Autonomia Veneto: Confartigianato dice “no a compensazioni”
La travagliata vicenda delle tentate ulteriori forme di autonomia per il Veneto, Lombardia ed Emilia Romagna, offre numerosi spunti di riflessione. Mi limito a tre questi.
Il primo riguarda la comunicazione. Sapevamo che non sarebbe stata una passeggiata ma è prevalso un racconto, soprattutto verso il Veneto delle 23 materie, di un presunto egoismo territoriale. Chiedere di gestire competenze su questioni che avvicinano le istituzioni all’utente finale e di vedere nel contempo riconosciuta l’eventuale efficienza realizzata, entrambi indiscutibili, hanno ceduto il passo ad una versione di comodo, una sorta di sola questione di soldi, pretesa che il Veneto vorrebbe imporre a prescindere.
Era evidente, e ne abbiamo avuto conferma, che riordinare i trasferimenti con criteri quali i costi standard, avrebbe toccato rendite di posizione e inefficienze. La paura è stata ed è ancora tale che anche avviare il processo confermando la redistribuzione con i criteri di spesa storica genera un allarme che blocca ogni passo. Anche nel convinto apporto che artigiani e piccole imprese hanno dato alla proposta, non è mai stata messa in discussione la necessità di solidarietà e di un’azione perequativa. Casomai viene denunciato il tentativo di utilizzare questo principio costituzionale quale alibi per finalità meno nobili di spesa corrente e per l’ennesimo rinvio di serie riforme di governo della spesa pubblica.
Il secondo motivo di riflessione riguarda il fatto che, sull’onda del portato della riforma costituzionale del 2001, siamo passati al secondo tempo del federalismo senza neppure un consuntivo della cinquantennale esperienza delle Regioni a Statuto Ordinario. L’anno prossimo saranno infatti cinquant’anni dall’avvio delle Regioni. Passare ad una fase successiva senza un’analisi sui risultati e limiti della prima stagione di regionalismo, ha di fatto messo in secondo piano, la questione delle competenze tra i due livelli, la questione delle Regioni meridionali e delle Regioni a Statuto Speciale.
Questioni irrisolte che, se non affrontate, rendono difficile evitare ulteriori squilibri e non subirne le conseguenze. Va inoltre detto che il nostro federalismo è in parte falso. Senza reale autonomia impositiva e conseguente responsabilizzazione dei decisori della spesa, la ricerca dei responsabili per debiti e inefficienze diventa ardua. Uno degli alfieri del federalismo, il prof Giulio Tremonti, ripeteva sovente l’efficace affermazione: vedo, pago e voto; è concetto che si è perso, assieme a tanti altri propositi, con il passare degli anni. Si è invece consolidato il ruolo della Stato esattore, peraltro forte con i deboli e meno con quelli in grado di evadere. Uno Stato pigliatutto e redistributore secondo logiche che sono finite per premiare inefficienze e incrostazioni e rinviare sine die qualsiasi impegno ad invertire la rotta. Quello che, sempre il prof Tremonti, definiva “l’albero storto della finanza decentrata“.

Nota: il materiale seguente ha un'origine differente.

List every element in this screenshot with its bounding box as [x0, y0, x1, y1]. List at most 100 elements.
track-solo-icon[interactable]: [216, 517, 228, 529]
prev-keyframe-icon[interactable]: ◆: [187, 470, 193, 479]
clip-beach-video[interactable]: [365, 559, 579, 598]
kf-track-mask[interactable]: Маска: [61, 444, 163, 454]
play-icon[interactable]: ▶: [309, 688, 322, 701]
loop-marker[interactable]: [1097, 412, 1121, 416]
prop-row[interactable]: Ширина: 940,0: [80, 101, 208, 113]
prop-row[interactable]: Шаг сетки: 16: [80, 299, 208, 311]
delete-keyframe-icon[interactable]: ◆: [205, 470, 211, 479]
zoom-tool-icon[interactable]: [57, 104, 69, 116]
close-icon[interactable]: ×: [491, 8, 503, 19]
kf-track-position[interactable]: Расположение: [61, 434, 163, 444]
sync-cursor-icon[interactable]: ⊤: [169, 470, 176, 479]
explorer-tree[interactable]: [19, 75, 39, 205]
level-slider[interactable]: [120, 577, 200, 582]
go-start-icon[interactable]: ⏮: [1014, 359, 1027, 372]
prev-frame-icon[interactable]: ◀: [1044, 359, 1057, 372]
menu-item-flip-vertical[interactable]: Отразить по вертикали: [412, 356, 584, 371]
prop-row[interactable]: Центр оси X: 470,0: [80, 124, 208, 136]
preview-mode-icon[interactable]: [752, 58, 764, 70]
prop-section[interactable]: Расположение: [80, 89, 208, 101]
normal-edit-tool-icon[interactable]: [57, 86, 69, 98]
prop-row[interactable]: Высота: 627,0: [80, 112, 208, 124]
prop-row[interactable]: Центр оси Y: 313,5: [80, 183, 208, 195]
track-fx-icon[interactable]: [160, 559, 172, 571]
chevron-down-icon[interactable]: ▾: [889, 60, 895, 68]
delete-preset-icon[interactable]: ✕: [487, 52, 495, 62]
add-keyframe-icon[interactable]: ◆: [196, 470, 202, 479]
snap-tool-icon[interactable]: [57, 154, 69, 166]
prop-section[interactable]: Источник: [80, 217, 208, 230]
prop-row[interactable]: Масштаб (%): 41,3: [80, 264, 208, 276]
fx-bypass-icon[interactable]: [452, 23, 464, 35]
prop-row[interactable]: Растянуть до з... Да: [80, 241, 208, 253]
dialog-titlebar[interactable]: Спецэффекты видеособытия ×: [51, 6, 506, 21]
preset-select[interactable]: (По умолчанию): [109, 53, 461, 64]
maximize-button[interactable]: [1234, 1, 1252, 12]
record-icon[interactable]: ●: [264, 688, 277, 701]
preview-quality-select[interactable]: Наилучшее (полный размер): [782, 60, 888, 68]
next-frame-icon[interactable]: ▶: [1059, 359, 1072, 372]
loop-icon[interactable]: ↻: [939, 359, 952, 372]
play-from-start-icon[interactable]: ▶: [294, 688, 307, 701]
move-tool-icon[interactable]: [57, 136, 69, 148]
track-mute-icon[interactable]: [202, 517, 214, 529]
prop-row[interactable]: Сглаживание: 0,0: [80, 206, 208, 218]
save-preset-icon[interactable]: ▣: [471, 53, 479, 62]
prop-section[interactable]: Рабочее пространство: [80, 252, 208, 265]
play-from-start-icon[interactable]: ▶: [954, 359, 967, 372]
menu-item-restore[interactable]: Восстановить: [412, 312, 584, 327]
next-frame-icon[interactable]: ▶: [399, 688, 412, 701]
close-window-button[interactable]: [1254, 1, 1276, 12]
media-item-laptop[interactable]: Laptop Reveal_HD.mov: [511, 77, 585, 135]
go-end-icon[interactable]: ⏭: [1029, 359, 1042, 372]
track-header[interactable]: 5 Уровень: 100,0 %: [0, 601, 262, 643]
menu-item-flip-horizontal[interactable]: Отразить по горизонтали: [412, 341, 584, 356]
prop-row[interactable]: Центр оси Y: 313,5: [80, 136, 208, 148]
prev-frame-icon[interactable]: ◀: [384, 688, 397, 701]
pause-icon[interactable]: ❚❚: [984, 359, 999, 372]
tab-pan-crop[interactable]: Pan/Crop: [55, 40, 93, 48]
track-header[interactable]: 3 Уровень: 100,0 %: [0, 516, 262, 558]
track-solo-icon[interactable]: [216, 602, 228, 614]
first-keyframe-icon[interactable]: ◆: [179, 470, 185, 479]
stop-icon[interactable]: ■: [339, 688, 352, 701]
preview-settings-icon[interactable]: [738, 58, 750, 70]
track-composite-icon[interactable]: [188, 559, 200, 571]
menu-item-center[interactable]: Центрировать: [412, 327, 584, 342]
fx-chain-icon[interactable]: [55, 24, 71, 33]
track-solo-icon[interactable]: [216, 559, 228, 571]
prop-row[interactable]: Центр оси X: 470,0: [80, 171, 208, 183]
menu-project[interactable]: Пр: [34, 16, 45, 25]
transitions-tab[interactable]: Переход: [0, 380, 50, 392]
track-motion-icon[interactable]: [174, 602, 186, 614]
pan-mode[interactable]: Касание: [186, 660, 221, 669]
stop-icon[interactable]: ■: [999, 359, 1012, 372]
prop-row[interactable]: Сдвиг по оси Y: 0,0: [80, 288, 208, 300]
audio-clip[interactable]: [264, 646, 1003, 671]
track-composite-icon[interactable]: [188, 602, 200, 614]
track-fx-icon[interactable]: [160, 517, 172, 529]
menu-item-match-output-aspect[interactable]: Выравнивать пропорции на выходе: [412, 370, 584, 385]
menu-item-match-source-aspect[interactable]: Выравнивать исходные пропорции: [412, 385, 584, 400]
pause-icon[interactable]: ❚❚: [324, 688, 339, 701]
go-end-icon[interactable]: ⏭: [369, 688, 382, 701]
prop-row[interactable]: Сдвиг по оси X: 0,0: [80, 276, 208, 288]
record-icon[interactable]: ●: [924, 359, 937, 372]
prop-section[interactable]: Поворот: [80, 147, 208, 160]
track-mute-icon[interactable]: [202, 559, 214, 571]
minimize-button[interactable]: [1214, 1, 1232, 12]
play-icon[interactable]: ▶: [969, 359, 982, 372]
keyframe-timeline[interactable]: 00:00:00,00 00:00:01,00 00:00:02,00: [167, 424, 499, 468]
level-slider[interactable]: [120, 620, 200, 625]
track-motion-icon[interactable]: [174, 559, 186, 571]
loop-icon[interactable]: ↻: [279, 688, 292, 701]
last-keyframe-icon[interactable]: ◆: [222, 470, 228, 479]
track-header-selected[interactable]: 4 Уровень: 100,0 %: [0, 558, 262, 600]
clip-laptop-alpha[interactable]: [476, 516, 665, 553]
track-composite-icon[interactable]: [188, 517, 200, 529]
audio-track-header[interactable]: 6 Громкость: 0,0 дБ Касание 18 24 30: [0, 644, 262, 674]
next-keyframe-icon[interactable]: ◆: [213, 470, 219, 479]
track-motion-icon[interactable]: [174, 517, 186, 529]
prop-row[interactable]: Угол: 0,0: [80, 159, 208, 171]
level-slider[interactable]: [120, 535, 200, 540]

Il terzo motivo riguarda la comparsa del concetto, indigesto e di sapore ricattatorio, della compensazione. Per bilanciare il tentativo di una più corretta redistribuzione e soprattutto di un maggiore impegno nella gestione della cosa pubblica e magari condizionare le Regioni più sfidanti, come lo sono le tre battistrada della richiesta di ulteriori forme di autonomia, le Regioni meridionali, ben spalleggiate da forze politiche del tutto trasversali, hanno chiesto un ulteriore incremento del fondo di perequazione. Come dire, care Veneto, Lombardia ed Emilia Romagna…voi fate pure efficienza e ciò che risparmiate noi lo destiniamo a rafforzare privilegi, spesa corrente, inefficienze.
Una autentica beffa, ovviamente indigeribile; confido che nessuno dei tre governatori finisca per accettare, magari per sfinimento, un simile scambio. Anziché affrontare la questione della qualità della spesa pubblica, della semplificazione dell’apparato pubblico, della riduzione dei costi eliminando sprechi e inefficienze si finisce per dividere ancor più il Paese, tra nord e sud e, all’interno delle stesse due aree, tra
chi lavora e produce e chi invece intende continuare a godere di rendite e parassitismo. Non meravigliamoci poi se una simile situazione finirà per produrre, da un lato ulteriore sfiducia nella politica e, dall’altro, l’accensione di nuovi rancori; tutto ciò proprio nel momento in cui vi è bisogno di condividere una nuova idea di futuro nella quale credere e riconoscersi.